Simone Scuffet hails from Friul, the same region of Italy that gave the world Dino Zoff, the legendary Azzurri keeper who captained the side to victory at the 1982 FIFA World Cup™. Yet as influential as Zoff was, it was not this great Italian who inspired the young Italian to follow in his footsteps and become a goalkeeper.
Even a player of Zoff’s stature cannot act as a reference point for someone who was born in May 1996, almost two years after Roberto Baggio had missed a penalty in another World Cup final graced by Italy. Truth be told, the young goalkeeper who has shone brightly at the FIFA U-17 World Cup UAE 2013 chose his position between the sticks because of a far more modest custodian who never made a name for himself in the game – his father, Fabrizio Scuffet.
“When I first started getting into football, my dad was a goalkeeper, so I followed suit,” Scuffet junior told FIFA.com. Son would watch father in action. “He only played in the amateur leagues, never professionally.”
Despite his tender years, Scuffet, 17, is a member of the Udinese first-team squad, alongside Serbian Zeljko Brkic, ten years his senior. It is something rarely seen in Italian teams, especially at a club that regularly fights for qualification for UEFA competitions.
But anyone who saw the youngster in action during the Group B matches in Ras Al Khaimah will not be surprised. He denied the opposition time and again. Not only did he save penalties and keep out shots from distance, but most impressively he came out on top in numerous one-on-one situations thanks to his razor sharp reflexes and athleticism. It is a continuation of the form he showed in helping Italy to the runners-up spot in the UEFA European U-17 Championship.

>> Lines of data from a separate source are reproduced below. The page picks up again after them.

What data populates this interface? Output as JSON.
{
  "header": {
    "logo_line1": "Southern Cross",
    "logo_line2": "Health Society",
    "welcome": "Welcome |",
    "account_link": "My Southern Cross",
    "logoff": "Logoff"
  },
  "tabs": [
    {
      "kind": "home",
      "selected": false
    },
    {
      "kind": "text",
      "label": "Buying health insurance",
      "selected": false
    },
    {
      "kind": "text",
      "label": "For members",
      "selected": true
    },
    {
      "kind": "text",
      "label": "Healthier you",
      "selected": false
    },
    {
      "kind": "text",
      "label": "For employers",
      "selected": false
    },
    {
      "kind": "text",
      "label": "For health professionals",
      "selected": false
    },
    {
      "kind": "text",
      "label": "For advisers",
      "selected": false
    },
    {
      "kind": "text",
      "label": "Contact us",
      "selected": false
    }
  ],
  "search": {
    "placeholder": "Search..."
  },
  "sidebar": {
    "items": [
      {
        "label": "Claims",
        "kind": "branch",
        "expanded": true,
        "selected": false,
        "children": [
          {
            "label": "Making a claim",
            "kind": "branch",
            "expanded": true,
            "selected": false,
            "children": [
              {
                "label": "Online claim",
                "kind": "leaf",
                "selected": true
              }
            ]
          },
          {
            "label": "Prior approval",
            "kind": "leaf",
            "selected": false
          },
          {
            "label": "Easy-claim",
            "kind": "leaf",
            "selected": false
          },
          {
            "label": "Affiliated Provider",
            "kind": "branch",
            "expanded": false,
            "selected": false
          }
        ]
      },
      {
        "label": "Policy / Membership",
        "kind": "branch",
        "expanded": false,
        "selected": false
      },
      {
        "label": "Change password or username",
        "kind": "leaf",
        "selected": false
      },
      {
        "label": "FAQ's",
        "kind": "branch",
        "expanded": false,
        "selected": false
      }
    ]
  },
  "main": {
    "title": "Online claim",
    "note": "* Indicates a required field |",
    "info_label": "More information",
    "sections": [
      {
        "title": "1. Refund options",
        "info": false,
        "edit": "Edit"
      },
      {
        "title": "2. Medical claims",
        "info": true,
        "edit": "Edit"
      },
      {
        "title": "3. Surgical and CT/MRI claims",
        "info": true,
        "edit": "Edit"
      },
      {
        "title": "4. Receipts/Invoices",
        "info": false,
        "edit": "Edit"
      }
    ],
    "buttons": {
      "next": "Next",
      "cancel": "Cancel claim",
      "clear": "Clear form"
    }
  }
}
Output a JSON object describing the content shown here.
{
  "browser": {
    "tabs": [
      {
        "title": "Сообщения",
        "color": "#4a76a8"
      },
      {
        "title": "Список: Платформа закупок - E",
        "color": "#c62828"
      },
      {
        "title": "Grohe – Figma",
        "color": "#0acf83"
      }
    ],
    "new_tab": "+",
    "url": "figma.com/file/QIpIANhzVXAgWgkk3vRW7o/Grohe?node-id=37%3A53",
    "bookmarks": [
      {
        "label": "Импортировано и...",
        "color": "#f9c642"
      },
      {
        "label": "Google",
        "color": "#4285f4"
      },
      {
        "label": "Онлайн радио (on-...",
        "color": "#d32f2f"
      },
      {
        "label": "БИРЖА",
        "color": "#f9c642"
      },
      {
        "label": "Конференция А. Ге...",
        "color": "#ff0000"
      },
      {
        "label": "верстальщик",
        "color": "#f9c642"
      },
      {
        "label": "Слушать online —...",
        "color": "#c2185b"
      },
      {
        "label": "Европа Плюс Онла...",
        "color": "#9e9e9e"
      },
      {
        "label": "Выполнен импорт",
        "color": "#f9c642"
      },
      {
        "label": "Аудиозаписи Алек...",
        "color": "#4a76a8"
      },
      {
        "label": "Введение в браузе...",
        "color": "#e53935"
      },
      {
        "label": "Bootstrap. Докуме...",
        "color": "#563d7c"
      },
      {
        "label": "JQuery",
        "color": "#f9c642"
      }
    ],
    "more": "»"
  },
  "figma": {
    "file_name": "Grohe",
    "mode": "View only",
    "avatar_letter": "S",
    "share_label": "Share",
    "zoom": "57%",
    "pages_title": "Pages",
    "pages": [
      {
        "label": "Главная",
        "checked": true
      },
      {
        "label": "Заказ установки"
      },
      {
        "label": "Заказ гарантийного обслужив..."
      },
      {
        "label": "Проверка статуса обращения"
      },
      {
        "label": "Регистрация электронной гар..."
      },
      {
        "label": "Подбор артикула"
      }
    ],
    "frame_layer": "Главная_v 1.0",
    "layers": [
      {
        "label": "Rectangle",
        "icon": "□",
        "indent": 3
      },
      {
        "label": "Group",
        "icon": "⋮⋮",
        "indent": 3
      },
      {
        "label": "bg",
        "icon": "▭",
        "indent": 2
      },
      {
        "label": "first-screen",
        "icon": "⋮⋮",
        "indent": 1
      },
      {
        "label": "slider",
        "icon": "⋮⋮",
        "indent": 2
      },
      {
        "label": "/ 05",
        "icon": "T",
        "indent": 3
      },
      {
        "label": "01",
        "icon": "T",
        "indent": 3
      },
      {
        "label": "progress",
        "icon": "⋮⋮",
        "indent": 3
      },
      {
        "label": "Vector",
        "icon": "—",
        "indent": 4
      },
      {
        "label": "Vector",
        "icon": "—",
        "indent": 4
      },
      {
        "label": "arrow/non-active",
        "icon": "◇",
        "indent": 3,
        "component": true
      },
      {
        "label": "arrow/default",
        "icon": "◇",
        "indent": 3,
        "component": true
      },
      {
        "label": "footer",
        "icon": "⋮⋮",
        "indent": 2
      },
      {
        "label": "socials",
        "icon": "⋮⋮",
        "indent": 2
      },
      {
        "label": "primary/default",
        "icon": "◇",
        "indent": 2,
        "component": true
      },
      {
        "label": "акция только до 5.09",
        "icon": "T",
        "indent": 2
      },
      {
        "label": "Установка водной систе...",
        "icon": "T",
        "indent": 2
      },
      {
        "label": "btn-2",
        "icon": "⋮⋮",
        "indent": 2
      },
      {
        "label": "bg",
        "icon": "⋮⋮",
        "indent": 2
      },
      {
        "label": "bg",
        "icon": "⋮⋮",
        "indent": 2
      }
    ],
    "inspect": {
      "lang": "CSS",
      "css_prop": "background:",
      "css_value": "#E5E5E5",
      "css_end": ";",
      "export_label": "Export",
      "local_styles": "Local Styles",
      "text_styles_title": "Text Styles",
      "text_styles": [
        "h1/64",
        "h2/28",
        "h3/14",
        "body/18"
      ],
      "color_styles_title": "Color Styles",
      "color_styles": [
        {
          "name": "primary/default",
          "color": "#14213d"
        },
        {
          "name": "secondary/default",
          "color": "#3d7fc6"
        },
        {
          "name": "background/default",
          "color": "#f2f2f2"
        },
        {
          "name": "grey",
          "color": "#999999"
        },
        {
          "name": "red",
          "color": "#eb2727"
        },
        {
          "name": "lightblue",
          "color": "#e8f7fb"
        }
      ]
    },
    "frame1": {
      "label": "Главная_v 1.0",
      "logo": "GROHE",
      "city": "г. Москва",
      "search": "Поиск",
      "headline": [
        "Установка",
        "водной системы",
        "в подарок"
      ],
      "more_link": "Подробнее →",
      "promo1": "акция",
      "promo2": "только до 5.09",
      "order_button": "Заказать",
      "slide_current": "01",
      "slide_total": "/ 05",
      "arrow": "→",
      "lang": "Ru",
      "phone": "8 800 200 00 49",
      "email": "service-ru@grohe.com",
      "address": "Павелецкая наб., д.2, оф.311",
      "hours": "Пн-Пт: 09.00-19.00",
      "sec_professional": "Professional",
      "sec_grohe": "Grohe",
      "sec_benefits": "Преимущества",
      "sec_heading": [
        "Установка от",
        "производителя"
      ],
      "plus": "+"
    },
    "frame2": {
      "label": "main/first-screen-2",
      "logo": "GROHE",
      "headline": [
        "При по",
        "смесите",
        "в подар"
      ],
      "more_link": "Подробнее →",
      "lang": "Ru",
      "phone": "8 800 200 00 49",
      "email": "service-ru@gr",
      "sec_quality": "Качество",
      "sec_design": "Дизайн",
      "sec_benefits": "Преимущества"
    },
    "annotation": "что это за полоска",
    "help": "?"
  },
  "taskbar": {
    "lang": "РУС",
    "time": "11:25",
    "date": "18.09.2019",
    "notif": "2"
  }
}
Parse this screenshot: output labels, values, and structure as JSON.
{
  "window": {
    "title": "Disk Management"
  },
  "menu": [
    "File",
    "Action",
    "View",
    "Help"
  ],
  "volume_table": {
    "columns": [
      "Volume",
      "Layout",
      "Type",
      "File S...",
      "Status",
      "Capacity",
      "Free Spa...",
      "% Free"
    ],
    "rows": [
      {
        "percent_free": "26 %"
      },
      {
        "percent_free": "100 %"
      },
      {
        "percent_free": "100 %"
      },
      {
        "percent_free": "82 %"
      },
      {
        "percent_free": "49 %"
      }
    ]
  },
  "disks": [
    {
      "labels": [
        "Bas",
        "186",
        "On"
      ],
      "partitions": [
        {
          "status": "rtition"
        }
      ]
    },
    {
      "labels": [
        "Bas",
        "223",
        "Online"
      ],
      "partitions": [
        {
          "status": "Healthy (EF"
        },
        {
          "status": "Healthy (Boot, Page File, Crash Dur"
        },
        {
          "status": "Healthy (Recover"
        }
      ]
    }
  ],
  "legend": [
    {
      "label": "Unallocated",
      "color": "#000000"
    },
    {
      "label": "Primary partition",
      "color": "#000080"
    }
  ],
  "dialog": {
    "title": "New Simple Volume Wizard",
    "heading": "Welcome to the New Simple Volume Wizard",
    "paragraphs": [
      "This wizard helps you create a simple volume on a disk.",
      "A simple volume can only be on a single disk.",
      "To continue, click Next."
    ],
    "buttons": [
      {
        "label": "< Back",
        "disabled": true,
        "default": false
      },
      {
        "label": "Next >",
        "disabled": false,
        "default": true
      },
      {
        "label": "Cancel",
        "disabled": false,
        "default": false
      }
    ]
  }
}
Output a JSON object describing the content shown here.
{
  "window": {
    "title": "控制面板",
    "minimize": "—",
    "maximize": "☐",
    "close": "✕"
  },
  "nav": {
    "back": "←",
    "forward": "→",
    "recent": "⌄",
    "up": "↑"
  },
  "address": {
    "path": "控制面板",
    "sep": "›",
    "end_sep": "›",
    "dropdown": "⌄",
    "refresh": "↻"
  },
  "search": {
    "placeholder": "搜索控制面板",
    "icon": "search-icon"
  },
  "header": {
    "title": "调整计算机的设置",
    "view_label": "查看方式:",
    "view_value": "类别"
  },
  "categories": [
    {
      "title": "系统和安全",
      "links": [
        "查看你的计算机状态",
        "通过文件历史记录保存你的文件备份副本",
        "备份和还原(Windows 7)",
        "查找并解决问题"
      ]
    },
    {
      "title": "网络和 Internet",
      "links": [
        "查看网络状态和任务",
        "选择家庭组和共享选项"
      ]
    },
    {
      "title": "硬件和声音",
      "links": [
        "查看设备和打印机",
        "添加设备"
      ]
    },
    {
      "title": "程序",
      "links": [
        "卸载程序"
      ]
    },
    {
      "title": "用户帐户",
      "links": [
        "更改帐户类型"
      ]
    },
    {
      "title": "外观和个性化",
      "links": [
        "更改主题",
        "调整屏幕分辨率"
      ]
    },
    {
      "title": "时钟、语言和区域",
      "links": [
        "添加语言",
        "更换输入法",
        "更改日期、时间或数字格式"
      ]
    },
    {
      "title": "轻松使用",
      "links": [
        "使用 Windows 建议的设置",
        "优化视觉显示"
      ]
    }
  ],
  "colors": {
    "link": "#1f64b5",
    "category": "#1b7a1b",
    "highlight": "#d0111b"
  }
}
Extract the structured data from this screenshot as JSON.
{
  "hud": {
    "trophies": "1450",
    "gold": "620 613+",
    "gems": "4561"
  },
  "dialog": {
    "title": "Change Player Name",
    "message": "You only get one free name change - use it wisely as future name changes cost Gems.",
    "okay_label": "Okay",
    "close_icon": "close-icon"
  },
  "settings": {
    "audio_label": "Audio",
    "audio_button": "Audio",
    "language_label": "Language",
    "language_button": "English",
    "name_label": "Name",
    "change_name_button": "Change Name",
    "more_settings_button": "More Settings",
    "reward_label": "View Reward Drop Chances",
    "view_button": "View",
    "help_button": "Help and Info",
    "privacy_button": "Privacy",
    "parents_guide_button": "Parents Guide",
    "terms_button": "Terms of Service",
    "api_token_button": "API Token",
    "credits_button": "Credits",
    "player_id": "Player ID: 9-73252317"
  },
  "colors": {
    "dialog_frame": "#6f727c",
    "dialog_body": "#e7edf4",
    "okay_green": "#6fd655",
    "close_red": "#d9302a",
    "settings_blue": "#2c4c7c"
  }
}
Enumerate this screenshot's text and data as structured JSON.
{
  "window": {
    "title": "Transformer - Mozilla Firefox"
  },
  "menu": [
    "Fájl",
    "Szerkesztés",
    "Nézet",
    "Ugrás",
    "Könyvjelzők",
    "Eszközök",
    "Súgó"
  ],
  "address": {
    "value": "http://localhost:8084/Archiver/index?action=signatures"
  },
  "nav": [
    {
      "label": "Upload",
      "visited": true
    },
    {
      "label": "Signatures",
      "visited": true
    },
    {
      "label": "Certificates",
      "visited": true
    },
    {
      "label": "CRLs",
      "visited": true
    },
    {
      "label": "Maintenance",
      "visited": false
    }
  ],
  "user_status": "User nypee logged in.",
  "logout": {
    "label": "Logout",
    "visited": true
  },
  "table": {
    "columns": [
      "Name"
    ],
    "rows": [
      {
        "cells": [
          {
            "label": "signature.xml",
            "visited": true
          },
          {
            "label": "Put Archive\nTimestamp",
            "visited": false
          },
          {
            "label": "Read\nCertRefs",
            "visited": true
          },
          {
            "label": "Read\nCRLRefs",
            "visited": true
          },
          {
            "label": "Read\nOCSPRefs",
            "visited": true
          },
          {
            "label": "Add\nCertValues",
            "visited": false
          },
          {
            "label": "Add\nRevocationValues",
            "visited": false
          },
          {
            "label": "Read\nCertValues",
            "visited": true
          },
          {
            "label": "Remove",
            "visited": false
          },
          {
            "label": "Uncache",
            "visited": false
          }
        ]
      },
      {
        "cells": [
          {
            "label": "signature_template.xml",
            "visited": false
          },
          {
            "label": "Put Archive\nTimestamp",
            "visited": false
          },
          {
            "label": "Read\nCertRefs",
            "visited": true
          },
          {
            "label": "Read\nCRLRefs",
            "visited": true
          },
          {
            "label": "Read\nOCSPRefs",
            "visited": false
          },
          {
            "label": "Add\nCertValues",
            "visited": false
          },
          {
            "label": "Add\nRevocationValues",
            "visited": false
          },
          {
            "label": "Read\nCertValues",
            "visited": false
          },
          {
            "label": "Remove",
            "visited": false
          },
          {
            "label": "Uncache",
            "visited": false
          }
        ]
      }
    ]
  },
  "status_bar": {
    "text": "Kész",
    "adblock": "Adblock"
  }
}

When I was a kid I made a bet with my father that I would be a better goalkeeper that him and go further in the game.
“I conceded few goals at the EURO, although that’s also because of the solid defence I had in front of me and our emphasis on keeping it tight at the back,” he said. “I’m proud of my achievements so far and want to build on them.”
Indeed, the players comprising the Italian rearguard in this new generation are fast making a name for themselves. At the European Championship they conceded just two goals in five matches, and thus far at UAE 2013 they have let in two goals in three games – both against Uruguay after keeping the net intact for 180 minutes against Côte d’Ivoire and New Zealand.
It was against the young men from Oceania that Scuffet announced himself, saving Monty Patterson’s spot-kick in the first half. The goalkeeper was relieved to keep the ball out, rectifying what he considers to be his error. “The penalty resulted from my mistake, so I was determined to make up for it by saving it. I would have let the team down and put them in a difficult spot if we had fallen behind so early in the match.”
Thou shall not score
Defend it he did, and in spectacular fashion. The Italian diverted the initial strike onto the post, only to see the ball fall to Patterson again in the six-yard box. Displaying astonishing speed, Scuffet leapt to smother the follow-up effort from the New Zealander.
“As soon as I realised I’d made the save but had failed to hold onto the ball, I looked to see where it had bounced. When I saw the forward about to shoot again I just tried to close him down as quickly as possible,” explains the shot-stopper, who cites Udinese’s former Slovenian goalkeeper Samir Handanovic, now at Inter Milan, as the player he looks up to. “I learned a lot from him, important details and the secrets of good positioning.”
Against Uruguay the Italians were finally beaten, but again their goalkeeper turned in an eye-catching display. The 2-1 defeat would have been a lot worse had it not been for Scuffet’s string of excellent blocks to thwart the talented Uruguayan forwards. For the first goal he almost pulled off a remarkable save, getting his hand to Joel Bregonis’s powerful header from point-blank range, but he could not keep it out.
Failing to prevent the ball from entering the net is enormously frustrating for a goalkeeper, but it is a sensation Scuffet rarely experiences, as has been duly noted by the Italian delegation at UAE 2013. The Azzurri appear to have unearthed another gem of a goalkeeper and, while it is too early to start talking about a ‘new Zoff,’ at least Scuffet has surpassed the feats of Fabrizio. “When I was a kid I made a bet with my father that I would be a better goalkeeper that him and go further in the game,” he quipped. “I think I’ve done that.”